As the General Assembly moves to finalize a budget for the state and the Tiverton School Committee runs out of time to make substantial changes to its offerings for the next school year, here are three things to know about the possibility of full-day kindergarten in 2015-2016.
One. Budget #2, which won the financial town referendum (FTR), is not to blame for the school department’s predicament. The 0.9% budget reduced the schools’ requested increase from $306,687 to $180,346, a difference of $126,341.
It turns out that the school department didn’t include the extra state aid it expected to receive for full-day kindergarten — even though it was included in the department’s presentation to the Budget Committee. If the department had gone forward with full-day kindergarten, the difference between its requested budget and its actual budget would have been $63,134. That’s a tiny amount in a budget that’s almost $30 million.
The real problem was that other estimates from the school department were off by $423,244.

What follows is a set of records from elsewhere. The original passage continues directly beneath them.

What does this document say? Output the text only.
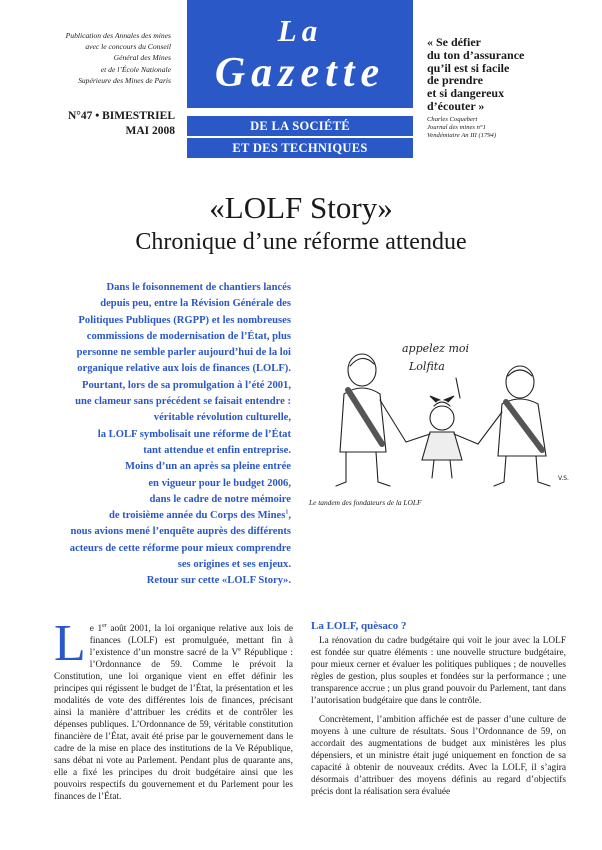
Publication des Annales des mines
avec le concours du Conseil
Général des Mines
et de l’École Nationale
Supérieure des Mines de Paris
N°47 • BIMESTRIEL
MAI 2008
La
Gazette
DE LA SOCIÉTÉ
ET DES TECHNIQUES
« Se défier
du ton d’assurance
qu’il est si facile
de prendre
et si dangereux
d’écouter »
Charles Coquebert
Journal des mines n°1
Vendémiaire An III (1794)
«LOLF Story»
Chronique d’une réforme attendue
Dans le foisonnement de chantiers lancés
depuis peu, entre la Révision Générale des
Politiques Publiques (RGPP) et les nombreuses
commissions de modernisation de l’État, plus
personne ne semble parler aujourd’hui de la loi
organique relative aux lois de finances (LOLF).
Pourtant, lors de sa promulgation à l’été 2001,
une clameur sans précédent se faisait entendre :
véritable révolution culturelle,
la LOLF symbolisait une réforme de l’État
tant attendue et enfin entreprise.
Moins d’un an après sa pleine entrée
en vigueur pour le budget 2006,
dans le cadre de notre mémoire
de troisième année du Corps des Mines$^1$,
nous avions mené l’enquête auprès des différents
acteurs de cette réforme pour mieux comprendre
ses origines et ses enjeux.
Retour sur cette «LOLF Story».
appelez moi
Lolfita
V.S.
Le tandem des fondateurs de la LOLF

Le 1er août 2001, la loi organique relative aux lois de finances (LOLF) est promulguée, mettant fin à l’existence d’un monstre sacré de la Ve République : l’Ordonnance de 59. Comme le prévoit la Constitution, une loi organique vient en effet définir les principes qui régissent le budget de l’État, la présentation et les modalités de vote des différentes lois de finances, précisant ainsi la manière d’attribuer les crédits et de contrôler les dépenses publiques. L’Ordonnance de 59, véritable constitution financière de l’État, avait été prise par le gouvernement dans le cadre de la mise en place des institutions de la Ve République, sans débat ni vote au Parlement. Pendant plus de quarante ans, elle a fixé les principes du droit budgétaire ainsi que les pouvoirs respectifs du gouvernement et du Parlement pour les finances de l’État.

La LOLF, quèsaco ?

La rénovation du cadre budgétaire qui voit le jour avec la LOLF est fondée sur quatre éléments : une nouvelle structure budgétaire, pour mieux cerner et évaluer les politiques publiques ; de nouvelles règles de gestion, plus souples et fondées sur la performance ; une transparence accrue ; un plus grand pouvoir du Parlement, tant dans l’autorisation budgétaire que dans le contrôle.

Concrètement, l’ambition affichée est de passer d’une culture de moyens à une culture de résultats. Sous l’Ordonnance de 59, on accordait des augmentations de budget aux ministères les plus dépensiers, et un ministre était jugé uniquement en fonction de sa capacité à obtenir de nouveaux crédits. Avec la LOLF, il s’agira désormais d’attribuer des moyens définis au regard d’objectifs précis dont la réalisation sera évaluée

Two. The state isn’t coming to the rescue… at least not yet. There was a bit of excitement when Rep. John Edwards suggested that the state’s budget would include more money for kindergarten. As it stands, the part of the budget he was referring to does not do what he said.
The governor initially included money to account for the change in the state funding formula if the seven districts without full-time kindergarten implemented it for the fall. The General Assembly’s version of the budget would give those seven districts the money even if they don’t offer full-day K this year, and it looks pretty clear that Tiverton’s take would still be in the $63,000 range.
The School Committee has been saying that the expected $63,000 from the state wouldn’t be enough to make full-day K happen. Now, it looks like they’ll receive that money whatever they do.
As of this writing, the state budget can still change, of course, but a wait-and-see approach isn’t enough. The people of Tiverton will have to push our representatives at the State House and the school department.
Three. The school committee can still implement full-day K regardless. Coming up with $126,784 in the school budget shouldn’t be that difficult. For added security, the schools also have surplus reserves between $403,000 and $1.2 million, depending what’s included.
The Tiverton School Committee can and should implement full-day kindergarten. If it does not, we should all keep a very close watch on what it does with its money and hold the members accountable in the next election.